As bicicletas e as trotinetas elétricas estão a ser um sucesso de vendas em toda a Europa, mas, como qualquer produto elétrico, existem regras.
Convém ter a noção de que existe legislação específica no espaço europeu, distinguindo os diferentes tipos de bicicletas elétricas, além disso, cada subtipo de bicicleta elétrica vendida na Europa tem de cumprir requisitos, de acordo com a ficha de produto. A forma mais simples de acautelar a nossa segurança é verificar se os produtos têm certificação CE.
As amperagens das baterias, as potências dos motores, os tipos de carregadores e mesmo as suas condições de transporte e comercialização têm regras. Por exemplo, as baterias só devem ser recarregadas com os carregadores respetivos, caso contrário pode haver uma sobrecarga de energia e um incêndio.
Os carregadores e as baterias modernas de lítio têm cortes de corrente e estão programados para se comportar de determinada forma, evitando sobrecargas. Isto, claro, nas marcas de confiança e com certificação CE.

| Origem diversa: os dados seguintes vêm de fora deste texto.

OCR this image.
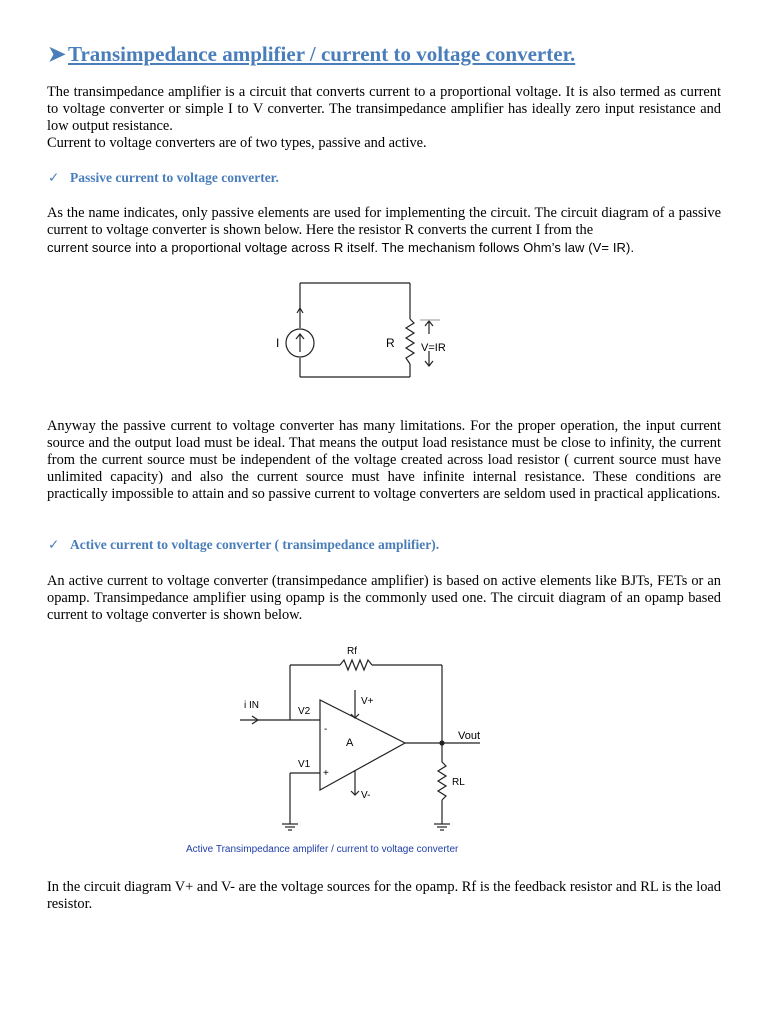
➤ Transimpedance amplifier / current to voltage converter.
The transimpedance amplifier is a circuit that converts current to a proportional voltage. It is also termed as current to voltage converter or simple I to V converter. The transimpedance amplifier has ideally zero input resistance and low output resistance.
Current to voltage converters are of two types, passive and active.
✓ Passive current to voltage converter.
As the name indicates, only passive elements are used for implementing the circuit. The circuit diagram of a passive current to voltage converter is shown below. Here the resistor R converts the current I from the
current source into a proportional voltage across R itself. The mechanism follows Ohm’s law (V= IR).
I	R V=IR
Anyway the passive current to voltage converter has many limitations. For the proper operation, the input current source and the output load must be ideal. That means the output load resistance must be close to infinity, the current from the current source must be independent of the voltage created across load resistor ( current source must have unlimited capacity) and also the current source must have infinite internal resistance. These conditions are practically impossible to attain and so passive current to voltage converters are seldom used in practical applications.
✓ Active current to voltage converter ( transimpedance amplifier).
An active current to voltage converter (transimpedance amplifier) is based on active elements like BJTs, FETs or an opamp. Transimpedance amplifier using opamp is the commonly used one. The circuit diagram of an opamp based current to voltage converter is shown below.
Rf
i IN
V2
-
V1
+
V+
V-
A
Vout
RL
Active Transimpedance amplifer / current to voltage converter
In the circuit diagram V+ and V- are the voltage sources for the opamp. Rf is the feedback resistor and RL is the load resistor.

Luís Pires, Diretor dos Laboratórios da ABIMOTA, explica: “Sempre que comprar um equipamento, por exemplo um veículo elétrico com baterias de lítio deve assegurar que estão a ser cumpridas as regras de segurança, neste caso, deve garantir que a bateria tem marcação CE. As normas de produto, neste caso as normas de bateria, já asseguram o cumprimento dos requisitos de segurança, pelo que se a bateria tem marcação CE, cumpre com esses requisitos.”
Em Inglaterra, foi reportado um caso que envolveu um incêndio numa bateria que resultou na morte de uma pessoa, mas tratou-se de um problema num kit de conversão de bicicletas tradicionais em elétricas. Muitos dos kits à venda online não cumprem a legislação, além de colocarem em causa a integridade do utilizador, pois em regra são montados em bicicletas que não estão preparadas para o torque proporcionado por esse sistema. Isto, claro, sem referir a origem dúbia dessas baterias e desses motores, muitos deles sem qualquer certificação de qualidade europeia.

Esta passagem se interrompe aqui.